By Ed Thompson
The memory stands out clearly, although the circumstances remain rather murky. For some reason, I found myself at the last session of a mission study at one of the churches in the presbytery where I served. (OK, it was in Northern Kansas.) The interim pastor was doing a good job summing up the findings of their previous meetings and asking questions that got people thinking about the future of the church and that generated good conversation among the members present. She divided them into small groups and assigned each one a particular area of church life to address.
As the groups reported back, it was striking how many of them suggested that the church hire additional staff to support the ministry that they had been thinking about. At the end of the day, they would have had to hire 5 or 6 or maybe it was 7 additional staff members to do everything that they felt the church should be doing.
Although it was a larger church that had some significant reserves, they weren’t really at a point where they could afford to hire any additional staff, and it was going to be difficult enough for them to maintain the staff positions they already had. Perhaps to be fair, probably 20 years before that, this church had had 3 or maybe 4 additional staff working in the areas that these groups felt needed to be addressed now.
It was about when the third group reported the idea of hiring additional staff that the interim pastor and I happened to glance at each other. We both rolled our eyes. Not my most pastoral moment, nor hers. But we were on the same page. What are these people thinking? Yes, it’s good to dream. It’s good to be honest. There may well have been enough work to do to justify hiring additional staff. But what could the church realistically afford?
I thought about that experience in reflecting on the work of the Financial Sustainability Task Force. Some have felt that we should have started with reflecting theologically about what it means to be a presbytery and what should be the priorities for our work together. Maybe we should have. At the end of the day, however, we’re still going to have to address the question of what we can realistically afford.
My sense is that the Financial Sustainability Task Force did that work, setting broad parameters about where we need to go moving forward. Within those parameters, we will need to make some choices about our priorities and what we want our staff to do.
Occasionally, I hear people talk about the quadrant ministers and how important they were to the life of this presbytery. Since I was a quadrant minister during my first tour of duty in West Virginia, I appreciate those sentiments. I think the quadrant ministers did good work, and we strived to strengthen the connection between the churches and the presbytery. However, by the time I left in 2007, I could clearly see the handwriting on the wall. The presbytery wasn’t going to be able to afford to keep those staff positions and still do everything else for much longer. Over the next five years or so, those positions were eliminated. I have figured out that we could still have quadrant ministers today, although doing so would mean eliminating all of our other staff positions. But it could be done.
Obviously, we still have work to do. The Financial Sustainability Task Force was asked to look at three main areas: 1) medical coverage for staff, 2) staffing and the future of the presbytery office, and 3) the future of Bluestone.
Their recommendation was that we provide medical insurance only for each staff person and not their family members as we had been doing. (That applies to our lay employees and not to those who are ministers who receive coverage through the Pastor’s Participation Plan.) The Administration Committee accepted that – which was something they had been wrestling with for the past several years – with the provision that any additional costs for providing coverage for additional family members, which would be paid for by the staff member, be phased in over 5 years. The presbytery approved that by approving the 2022 budget at our August presbytery meeting.
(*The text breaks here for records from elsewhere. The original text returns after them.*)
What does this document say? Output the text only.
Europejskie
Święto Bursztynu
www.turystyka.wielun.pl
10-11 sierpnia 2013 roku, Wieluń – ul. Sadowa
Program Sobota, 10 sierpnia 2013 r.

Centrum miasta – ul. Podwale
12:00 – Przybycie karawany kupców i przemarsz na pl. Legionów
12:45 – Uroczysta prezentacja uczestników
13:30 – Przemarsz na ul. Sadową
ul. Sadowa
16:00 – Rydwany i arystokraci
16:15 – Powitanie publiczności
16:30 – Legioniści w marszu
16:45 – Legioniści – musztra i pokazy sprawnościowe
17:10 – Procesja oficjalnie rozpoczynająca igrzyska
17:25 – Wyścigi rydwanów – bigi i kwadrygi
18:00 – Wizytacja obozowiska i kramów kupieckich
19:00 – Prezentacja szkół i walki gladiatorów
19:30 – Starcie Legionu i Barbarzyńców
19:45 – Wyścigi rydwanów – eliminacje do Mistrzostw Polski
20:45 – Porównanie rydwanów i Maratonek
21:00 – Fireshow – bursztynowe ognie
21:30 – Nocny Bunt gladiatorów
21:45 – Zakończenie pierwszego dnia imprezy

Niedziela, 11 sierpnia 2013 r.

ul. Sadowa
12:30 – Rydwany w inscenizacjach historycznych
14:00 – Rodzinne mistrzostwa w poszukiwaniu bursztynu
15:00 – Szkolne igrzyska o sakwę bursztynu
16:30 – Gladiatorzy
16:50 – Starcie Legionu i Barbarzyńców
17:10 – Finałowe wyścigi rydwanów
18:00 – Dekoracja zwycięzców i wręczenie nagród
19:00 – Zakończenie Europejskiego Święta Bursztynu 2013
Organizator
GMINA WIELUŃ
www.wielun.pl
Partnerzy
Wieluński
Also to the Administration Committee, the Leadership Team assigned the task of working out how to implement the recommendation that staff work from home and that the office building be sold. How to implement the recommendation to close the Resource Center when the office is sold was originally given to the Administration Committee but has now been transferred to the Nurture Committee. The Leadership Team has also created a Bluestone Working Group to figure out how to implement the recommendation to “disentangle” Bluestone Inc., which holds the lease with the Army Corps of Engineers, from the Presbytery of West Virginia so that it becomes an independent organization.
Hopefully we will be able to bring specific ideas to the May 2022 presbytery meeting for a vote, although it may take the Bluestone Working Group longer than that to come up with a workable plan.
Once all that happens, we will need to start thinking about thinking theologically about what it means to be a presbytery and what should be the priorities of our work together. Another way to say that is that we need to engage in another mission study or process of self-reflection. By that time, it will have been 10 years since the Jeremiah 29:11 report was adopted. It will be time. When that time comes, we will have a better sense of what we can realistically afford so that we won’t be getting our hopes up about what we’d like to do, only to be disappointed when we find out that we can’t afford that.